When asked directly if he had discussed with the Department of Corrections what happened in Oklahoma and whether any changes were needed in Florida, Scott would only say: "I focus on making sure that we do things the right way here."
Henry had previously pleaded no contest to second-degree murder for stabbing his common-law wife, Patricia Roddy, in 1976. He served less than eight years in prison before being released in 1983. He had been on parole for two years when he killed his wife and the boy. Suzanne Henry's relatives told reporters she hadn't known about John Henry's previous killing when she married him after his release.

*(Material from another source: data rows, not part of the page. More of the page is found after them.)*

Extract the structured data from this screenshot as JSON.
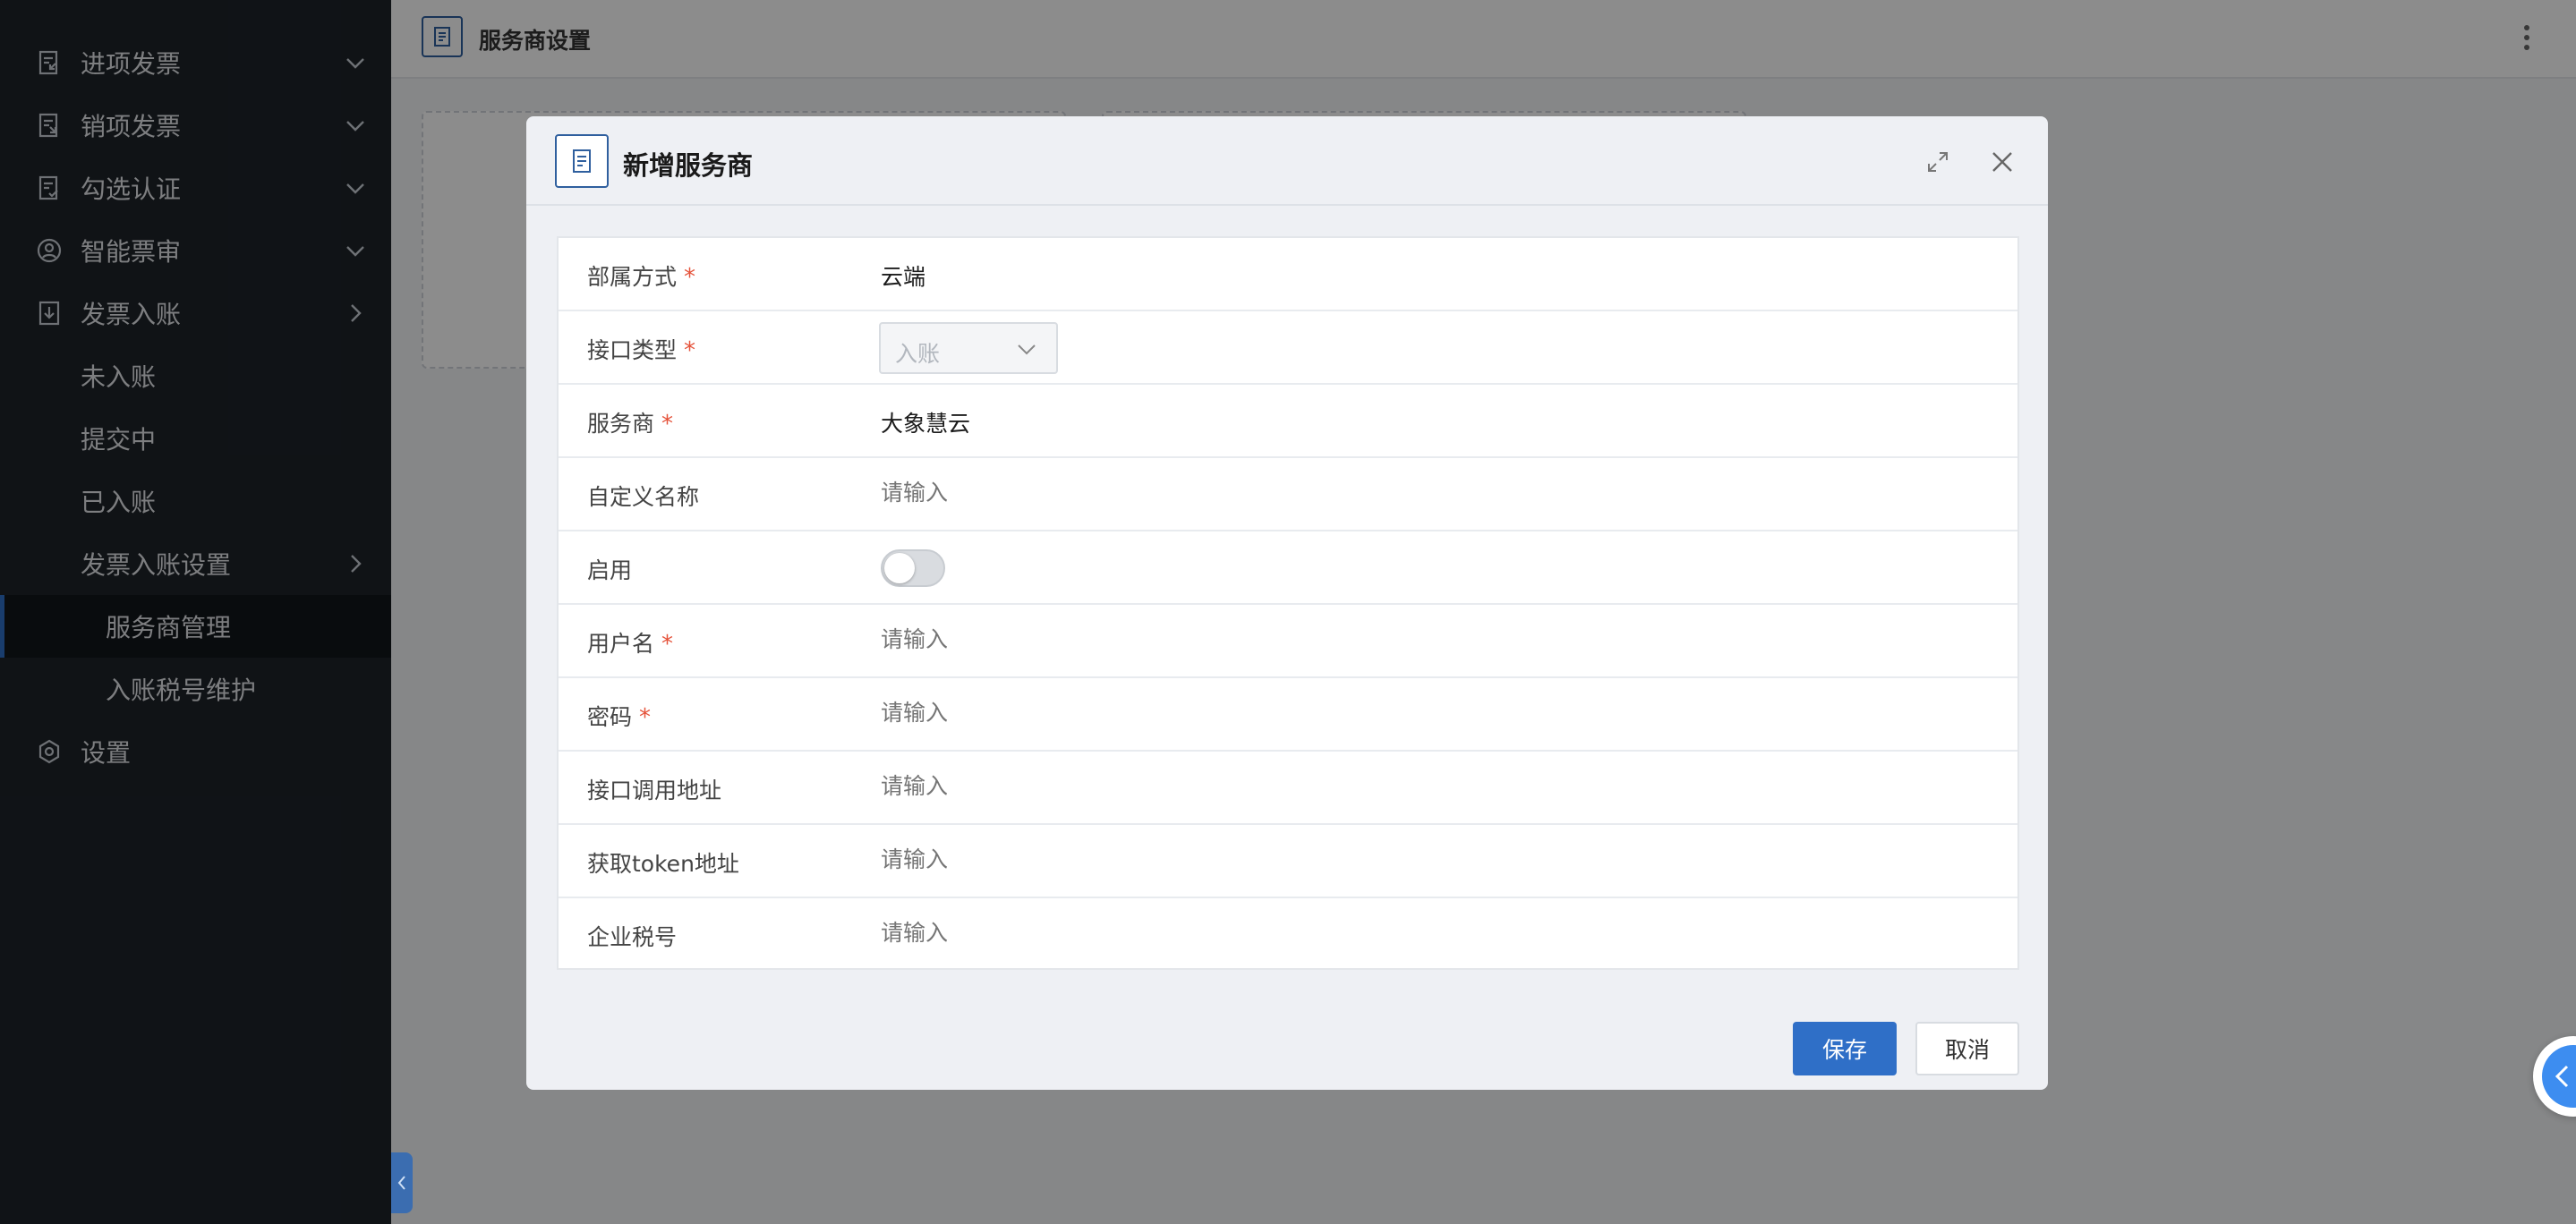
{
  "sidebar": {
    "items": [
      {
        "label": "进项发票",
        "icon": "invoice-in-icon"
      },
      {
        "label": "销项发票",
        "icon": "invoice-out-icon"
      },
      {
        "label": "勾选认证",
        "icon": "check-cert-icon"
      },
      {
        "label": "智能票审",
        "icon": "smart-review-icon"
      },
      {
        "label": "发票入账",
        "icon": "ledger-in-icon"
      },
      {
        "label": "未入账"
      },
      {
        "label": "提交中"
      },
      {
        "label": "已入账"
      },
      {
        "label": "发票入账设置"
      },
      {
        "label": "服务商管理"
      },
      {
        "label": "入账税号维护"
      },
      {
        "label": "设置",
        "icon": "settings-icon"
      }
    ]
  },
  "topbar": {
    "title": "服务商设置"
  },
  "modal": {
    "title": "新增服务商",
    "fields": [
      {
        "label": "部属方式",
        "required": "*",
        "value": "云端"
      },
      {
        "label": "接口类型",
        "required": "*",
        "select_value": "入账"
      },
      {
        "label": "服务商",
        "required": "*",
        "value": "大象慧云"
      },
      {
        "label": "自定义名称",
        "placeholder": "请输入"
      },
      {
        "label": "启用",
        "toggle_on": false
      },
      {
        "label": "用户名",
        "required": "*",
        "placeholder": "请输入"
      },
      {
        "label": "密码",
        "required": "*",
        "placeholder": "请输入"
      },
      {
        "label": "接口调用地址",
        "placeholder": "请输入"
      },
      {
        "label": "获取token地址",
        "placeholder": "请输入"
      },
      {
        "label": "企业税号",
        "placeholder": "请输入"
      }
    ],
    "save_label": "保存",
    "cancel_label": "取消"
  },
  "colors": {
    "accent": "#2f6fc7",
    "sidebar_bg": "#1e2329",
    "required": "#e5533b"
  }
}
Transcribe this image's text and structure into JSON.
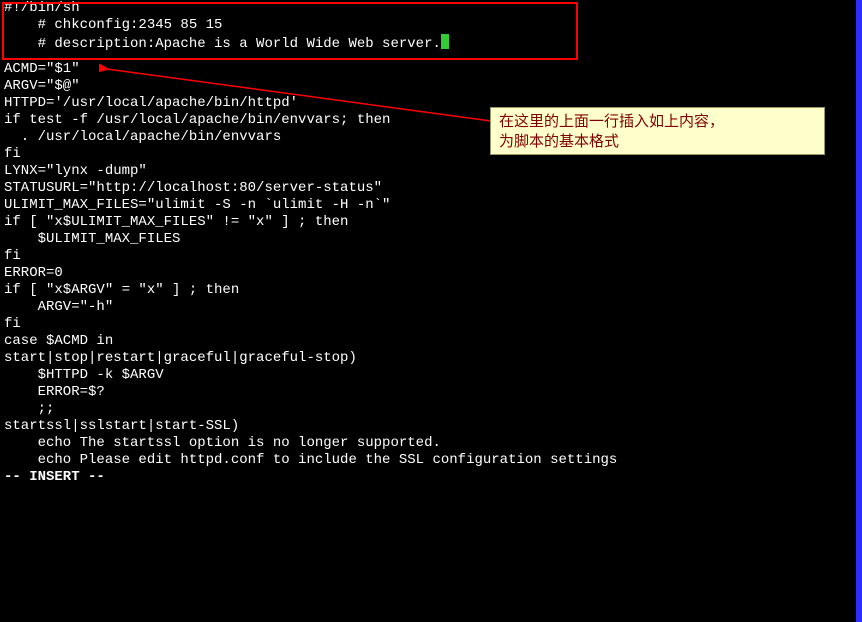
{
  "header": {
    "l1": "#!/bin/sh",
    "l2": "    # chkconfig:2345 85 15",
    "l3": "    # description:Apache is a World Wide Web server."
  },
  "code": {
    "l4": "ACMD=\"$1\"",
    "l5": "ARGV=\"$@\"",
    "l6": "HTTPD='/usr/local/apache/bin/httpd'",
    "l7": "if test -f /usr/local/apache/bin/envvars; then",
    "l8": "  . /usr/local/apache/bin/envvars",
    "l9": "fi",
    "l10": "LYNX=\"lynx -dump\"",
    "l11": "STATUSURL=\"http://localhost:80/server-status\"",
    "l12": "ULIMIT_MAX_FILES=\"ulimit -S -n `ulimit -H -n`\"",
    "l13": "",
    "l14": "if [ \"x$ULIMIT_MAX_FILES\" != \"x\" ] ; then",
    "l15": "    $ULIMIT_MAX_FILES",
    "l16": "fi",
    "l17": "",
    "l18": "ERROR=0",
    "l19": "if [ \"x$ARGV\" = \"x\" ] ; then",
    "l20": "    ARGV=\"-h\"",
    "l21": "fi",
    "l22": "",
    "l23": "case $ACMD in",
    "l24": "start|stop|restart|graceful|graceful-stop)",
    "l25": "    $HTTPD -k $ARGV",
    "l26": "    ERROR=$?",
    "l27": "    ;;",
    "l28": "startssl|sslstart|start-SSL)",
    "l29": "    echo The startssl option is no longer supported.",
    "l30": "    echo Please edit httpd.conf to include the SSL configuration settings"
  },
  "status": "-- INSERT --",
  "callout": {
    "line1": "在这里的上面一行插入如上内容，",
    "line2": "为脚本的基本格式"
  }
}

Just before his execution, Henry asked for forgiveness and apologized for what he'd done.
"I can't undo what I've done. If I could, I would. I ask for your forgiveness if you can find it in your heart," he said.
Speaking at a news conference after the execution, Suzanne Henry's niece, Selena Geiger, said she did not forgive the man who killed her aunt and cousin when she was 10 years old.
"What was my cousin going through when he watched his mother die?" Geiger said. "What was he going through when this man took him to the woods and killed him?"
Geiger said the execution, though, has given the family some sense of relief.
"I feel that my family can finally rest," Geiger said. "My grandmother and grandfather can finally have some peace. We have some closure."
During Henry's trial, prosecutors said the unemployed bricklayer went to Suzanne Henry's home three days before Christmas of 1985 to talk about buying a gift for the boy, who was Suzanne's son from a prior relationship. They fought over Henry living with another woman, and he stabbed her 13 times in the neck and face.
Prosecutors said Henry then took the boy and drove around for nine hours, sometimes smoking crack cocaine, before stabbing him five times in the neck.
Hours later, Henry told a detective, he found himself wandering a field. He later told therapists he had killed the child to reunite him with his mother.
Henry tried to use an insanity defense for killing his wife.
Psychiatrists at the trial testified that Henry had a low IQ, suffered from chronic paranoia and smoked crack. He told them he had intended to commit suicide after killing the boy but said he was unable to go through with it.